Dalio's all weather Portfolio - Value Investing version
I recently thought about this idea after reading Dalio's new book. Many of you are informed with Dalio's All Weather portfolio. It has returned on average 9.6% over the past 30 years. For those who don't know its a mix of 40% long term bonds, 15% short term bonds, 30% equities, 7.5% gold, 7.5% commodities. Most of these holdings are in the form of ETFs. Would looking at the fundamentals for the equities and bonds to find price inefficiencies work as opposed to ETFs yield similar results? I may have fallen into the trap of over simplifying Dalio's allocation as Bridgewater uses algorithms to make trades for the most part. Same macro principle as Ray with the 4 economic conditions, however use a different method to invest in. Interested to hear the consensus on this idea.
Cheers
the last 30 years had the best tailwind for long bonds in modern history. this portfolio would suck major ass in a rising rate environment
And what - P/Es haven't expanded over the last 30 years, giving a major tailwind to any equity-dominated asset allocation strategy (i.e. nearly all of risk parity's alternatives)? AW does better in a rising rate environment than you think. Nominal rates are the product of real rates and breakeven inflation. Bonds go down when rates are going up - i.e. when real rates and breakeven inflation are rising; but AW also invests in assets that do well when real rates (growth) are rising and (breakeven) inflation is rising. By not concentrating the portfolio's risk in a given asset class or economic environment, AW is far less likely to suck ass in any given environment - including rising rates - than most other asset allocation strategies. Do you even backtest bro?

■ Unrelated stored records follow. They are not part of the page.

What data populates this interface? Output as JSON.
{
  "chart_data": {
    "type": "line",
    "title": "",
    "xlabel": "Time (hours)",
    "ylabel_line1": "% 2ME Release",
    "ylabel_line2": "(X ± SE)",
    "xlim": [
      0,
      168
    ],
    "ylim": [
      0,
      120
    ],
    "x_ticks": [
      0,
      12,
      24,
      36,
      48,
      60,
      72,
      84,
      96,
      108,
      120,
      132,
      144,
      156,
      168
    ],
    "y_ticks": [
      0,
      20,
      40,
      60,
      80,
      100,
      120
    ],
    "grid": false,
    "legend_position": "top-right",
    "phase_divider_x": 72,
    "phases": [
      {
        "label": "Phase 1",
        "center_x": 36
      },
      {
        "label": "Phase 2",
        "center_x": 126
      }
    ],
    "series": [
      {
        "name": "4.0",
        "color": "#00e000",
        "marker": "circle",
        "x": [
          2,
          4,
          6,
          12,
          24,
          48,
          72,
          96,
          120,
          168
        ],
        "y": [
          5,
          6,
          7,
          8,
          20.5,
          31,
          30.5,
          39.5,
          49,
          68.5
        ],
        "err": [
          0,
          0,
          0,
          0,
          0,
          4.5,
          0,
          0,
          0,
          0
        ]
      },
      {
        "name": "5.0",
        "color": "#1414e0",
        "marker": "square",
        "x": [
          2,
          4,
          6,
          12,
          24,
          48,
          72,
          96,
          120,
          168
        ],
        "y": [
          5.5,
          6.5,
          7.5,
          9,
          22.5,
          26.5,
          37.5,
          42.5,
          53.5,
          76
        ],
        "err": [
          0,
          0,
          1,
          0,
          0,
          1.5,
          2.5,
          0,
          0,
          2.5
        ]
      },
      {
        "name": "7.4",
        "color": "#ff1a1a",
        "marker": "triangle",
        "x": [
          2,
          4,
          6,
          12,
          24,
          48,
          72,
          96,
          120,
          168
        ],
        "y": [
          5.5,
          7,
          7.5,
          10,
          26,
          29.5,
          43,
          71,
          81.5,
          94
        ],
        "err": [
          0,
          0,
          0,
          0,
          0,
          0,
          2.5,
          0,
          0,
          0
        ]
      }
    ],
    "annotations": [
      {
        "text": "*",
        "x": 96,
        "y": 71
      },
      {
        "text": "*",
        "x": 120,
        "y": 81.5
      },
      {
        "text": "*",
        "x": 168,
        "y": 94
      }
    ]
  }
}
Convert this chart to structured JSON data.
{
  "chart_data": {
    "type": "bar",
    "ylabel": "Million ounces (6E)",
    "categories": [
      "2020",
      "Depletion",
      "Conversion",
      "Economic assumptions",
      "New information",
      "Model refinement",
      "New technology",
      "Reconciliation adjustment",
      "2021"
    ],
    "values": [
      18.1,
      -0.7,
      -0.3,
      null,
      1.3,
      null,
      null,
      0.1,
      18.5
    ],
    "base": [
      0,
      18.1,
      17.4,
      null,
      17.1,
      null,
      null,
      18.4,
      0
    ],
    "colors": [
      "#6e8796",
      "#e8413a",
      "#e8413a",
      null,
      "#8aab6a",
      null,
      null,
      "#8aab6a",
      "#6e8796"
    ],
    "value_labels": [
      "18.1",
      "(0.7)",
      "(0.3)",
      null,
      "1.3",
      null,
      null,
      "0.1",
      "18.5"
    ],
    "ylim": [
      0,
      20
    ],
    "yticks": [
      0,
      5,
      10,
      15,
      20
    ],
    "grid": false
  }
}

I just question the use of long term bonds, you have to have some opportunity cost, why not a flexible duration that extends maturities as rates get higher but keep it short-int in the meantime
But what do I know I’m just a dumb PWMer from a state school in the south
This is a misunderstanding of All Weather, the idea of All Weather is to balance assets that are structually biased to various economic environments and additionally to do so in risk balanced way. To brofessor's point they are specifically trying to balance to a rising rate environment so the returns aren't suppose to be particularly bad in a rising rate environment.
I actually thought this was levered up and didn’t hear about the gold part.
Like 60% equity 80% bonds.
I would have a lot of problems with investing with bridgewater now unless I could look under the hood a lot more and see their secret sauce.’ Their strategy they started with had a huge tailwind.
As for now I wouldn’t love the strategy. Gold is dead money now. Higher rates and stable growth....and every goldbug I’ve ever met is over 60....which means they are dying and selling.
30 year bonds will likely be low return. Equities already up and fairly priced. As far as I know I would think it’s a fairly average strategy now. But maybe they’ve improved it.
Risk Parity funds employ leverage to meet target levels of volatility. The point is that each asset is scaled to an equal risk contribution and in all weather's case they are additionally balancing to economic factors. All Weather is mostly a portfolio construction exercise and designed to be a beta portfolio. All Weather should not be confused with Pure Alpha.
When is his second book coming out?
I tried doing the same thing using US sector ETFs and global multi-asset ETFs. What I did for my basket was economically agnostic - I just rebalance between the 8 or so ETFs every 30 days and making sure that each ETF contributes the same risk to the overall portfolio.
It was purely algorithmic and suitable for people who want to have a hands-off approach. I deployed it on Google App Engine so it rebalances on its own every 30 trading days. It's simple, I just use the scipy.minimize to minimize the objective function which is the differences in risk contribution of those ETFs.
I think the answer to your question depends on the goal of the portfolio. If you just want to do marginally better than the market - then this algorithmic approach works, if you want to consistently outperform then you need concentration on several stocks, not breadth and you need to lever up.
With the former, it is easier to implement for normal people and there is less work involved, with the latter, you can have bigger returns but have more work to do poring through many securities.